Comme si cela ne suffisait pas, la guerre israélienne vient d’éclater ici, révélant que le conflit armé peut prendre des formes diverses. Oui, nous faisons face à des situations inimaginables, comme le refus de certains centres d’hébergement au Liban d’accueillir des Syrien.n.es, simplement parce qu’ils/elles sont syrien.n.es. Même en temps de guerre, il y a des préférences concernant qui est humain - et donc digne de compassion- en fonction de son pays d’origine. Les Syrien.n.es se retrouvent seul.e.s, sans aucun soutien, abandonné.e.s par leur propre gouvernement. Même à la frontière syro-libanaise, les Syrien.n.es sont maltraité.e.s, contrairement aux Libanais.e.s. La Syrie a toujours été un pays de paradoxes, prouvant que l’injustice envers les Syrien.n.es ne cesse jamais, elle change juste de forme.
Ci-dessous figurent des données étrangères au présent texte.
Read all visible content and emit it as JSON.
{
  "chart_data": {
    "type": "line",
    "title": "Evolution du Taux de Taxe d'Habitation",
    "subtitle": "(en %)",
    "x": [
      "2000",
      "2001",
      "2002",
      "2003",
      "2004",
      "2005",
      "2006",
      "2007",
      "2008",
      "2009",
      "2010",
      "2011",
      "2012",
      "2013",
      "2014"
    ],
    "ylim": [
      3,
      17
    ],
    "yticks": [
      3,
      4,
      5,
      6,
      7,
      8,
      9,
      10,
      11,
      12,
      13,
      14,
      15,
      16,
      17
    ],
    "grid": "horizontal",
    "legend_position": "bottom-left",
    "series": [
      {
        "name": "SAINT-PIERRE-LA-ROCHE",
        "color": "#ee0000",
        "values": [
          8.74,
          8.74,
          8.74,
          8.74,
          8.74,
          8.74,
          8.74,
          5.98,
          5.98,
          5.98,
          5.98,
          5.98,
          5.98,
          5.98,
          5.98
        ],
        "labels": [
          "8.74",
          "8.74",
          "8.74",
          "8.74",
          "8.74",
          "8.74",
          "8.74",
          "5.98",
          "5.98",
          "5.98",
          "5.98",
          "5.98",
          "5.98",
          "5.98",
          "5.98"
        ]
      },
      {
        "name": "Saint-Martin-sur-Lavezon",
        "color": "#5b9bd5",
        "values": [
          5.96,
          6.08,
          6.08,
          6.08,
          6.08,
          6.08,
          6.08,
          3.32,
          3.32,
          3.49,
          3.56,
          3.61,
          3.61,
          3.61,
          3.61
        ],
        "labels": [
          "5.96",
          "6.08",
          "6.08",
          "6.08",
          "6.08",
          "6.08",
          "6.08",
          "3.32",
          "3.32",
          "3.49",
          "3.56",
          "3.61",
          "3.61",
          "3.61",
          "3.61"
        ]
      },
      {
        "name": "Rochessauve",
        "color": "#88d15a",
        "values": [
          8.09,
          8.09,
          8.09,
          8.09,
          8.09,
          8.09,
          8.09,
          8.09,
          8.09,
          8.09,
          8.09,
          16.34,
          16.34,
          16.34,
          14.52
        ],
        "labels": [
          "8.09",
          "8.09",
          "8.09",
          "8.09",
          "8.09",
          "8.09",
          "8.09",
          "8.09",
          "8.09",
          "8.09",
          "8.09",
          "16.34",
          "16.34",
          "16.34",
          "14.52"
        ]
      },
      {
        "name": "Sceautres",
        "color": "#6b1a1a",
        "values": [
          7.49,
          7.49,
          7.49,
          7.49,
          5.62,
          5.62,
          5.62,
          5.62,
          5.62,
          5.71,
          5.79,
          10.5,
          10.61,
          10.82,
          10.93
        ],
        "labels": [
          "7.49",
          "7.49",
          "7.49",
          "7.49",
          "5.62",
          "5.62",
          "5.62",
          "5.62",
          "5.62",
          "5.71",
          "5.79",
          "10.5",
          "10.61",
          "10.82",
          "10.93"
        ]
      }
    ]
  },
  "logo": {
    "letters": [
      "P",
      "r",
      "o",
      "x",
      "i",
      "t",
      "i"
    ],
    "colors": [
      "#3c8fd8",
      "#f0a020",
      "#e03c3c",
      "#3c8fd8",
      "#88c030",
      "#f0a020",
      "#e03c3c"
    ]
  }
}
Retourner en Syrie semble presque impossible, pour des raisons allant des risques d’arrestation à l’effondrement économique, sans oublier qu’il n’y a plus vraiment d’endroit où les réfugié.e.s pourraient revenir. Le retour n’a plus de sens, et il peut même s’avérer dangereux.
Une valise non prête pour fuir
Bien qu’il soit nécessaire de préparer une petite valise avec les documents importants, de l’argent et quelques articles de toilette, je n’arrive toujours pas à m’y résoudre. Chaque jour, je repousse cette tâche en me disant : « Aujourd’hui s’est bien passé, peut-être que demain sera pareil. » Mais la vérité, c’est que nos journées ne se passent pas bien, et la mort rôde autour de nous. Je la vois dans les yeux de mes ami.e.s et collègues, je la sens dans l’air. Même la notion de paix est devenue relative, dépendante de la région où l’on vit et des rues que l’on traverse. Mes ami.e.s me rassurent en disant que je vis dans une zone qui ne sera pas bombardée... quelle ironie !
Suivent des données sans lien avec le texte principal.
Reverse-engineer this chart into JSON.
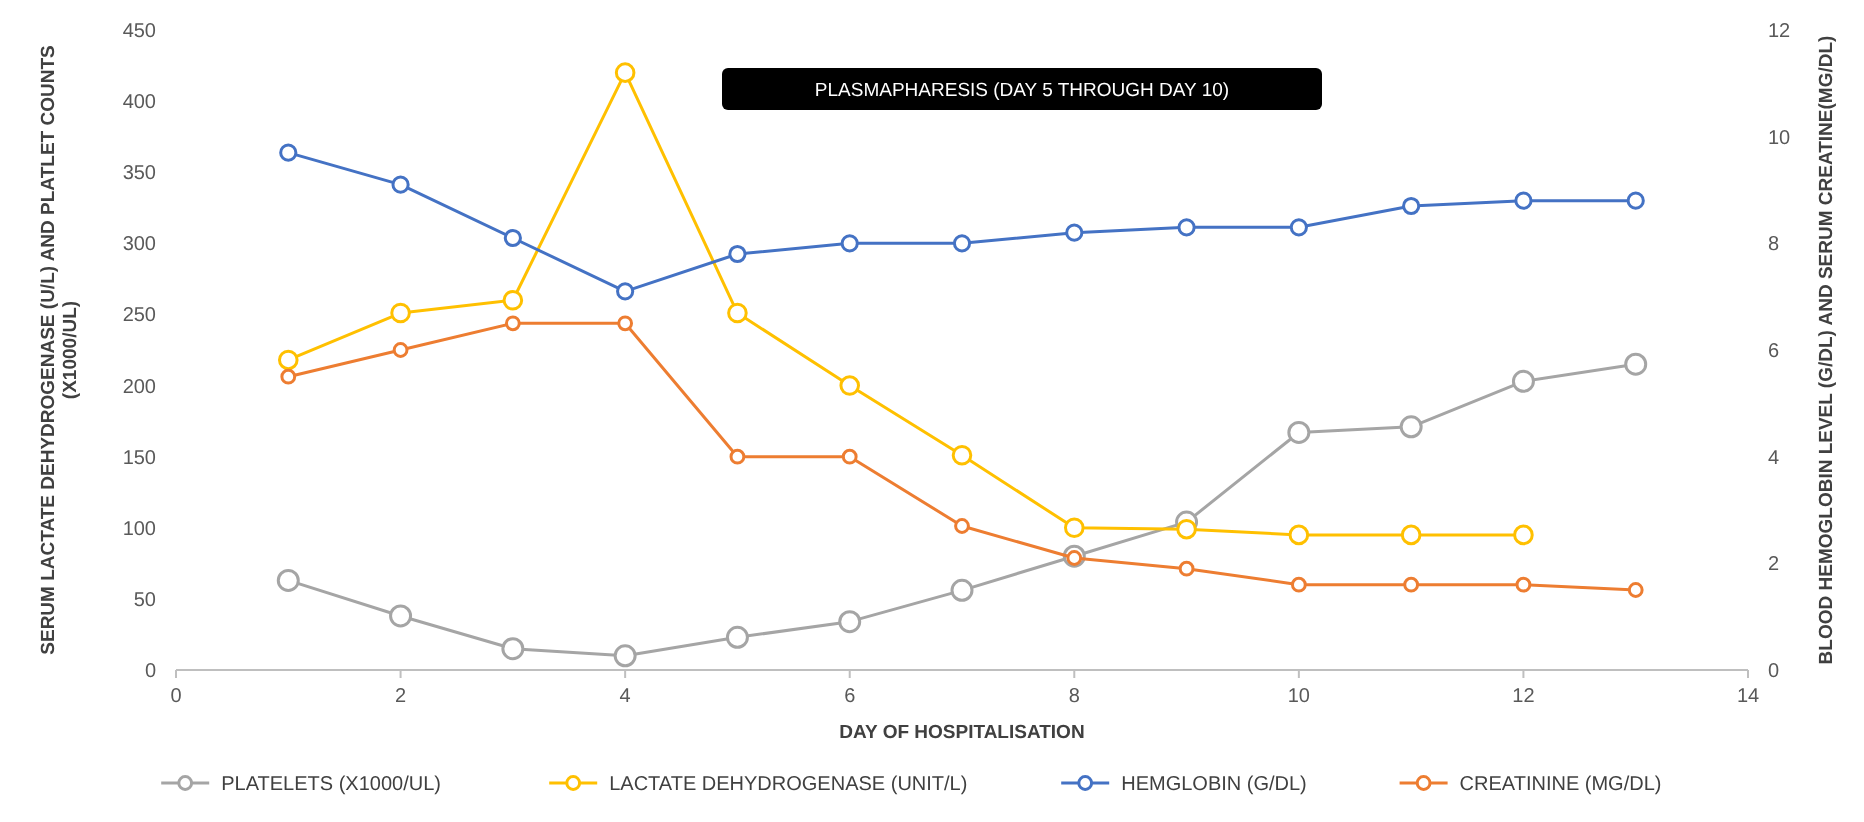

Je pense aussi que mon refus de préparer ma valise émane de mon désir que tout aille bien, de ma foi que ce beau pays ira bien, et que nous irons bien avec lui.
Peut-être qu’un jour, je regarderai ces années avec une certaine sérénité, et je verrai cette expérience comme une transformation profonde, quelque chose qui a changé ma vision de la vie et ma conception de l’humanité. La guerre et la mort nous rendent soit dur.e.s, soit profondément empathiques envers ceux qui souffrent autour de nous, à travers notre propre souffrance. Et malgré tout, je suis résolue à rester humaine.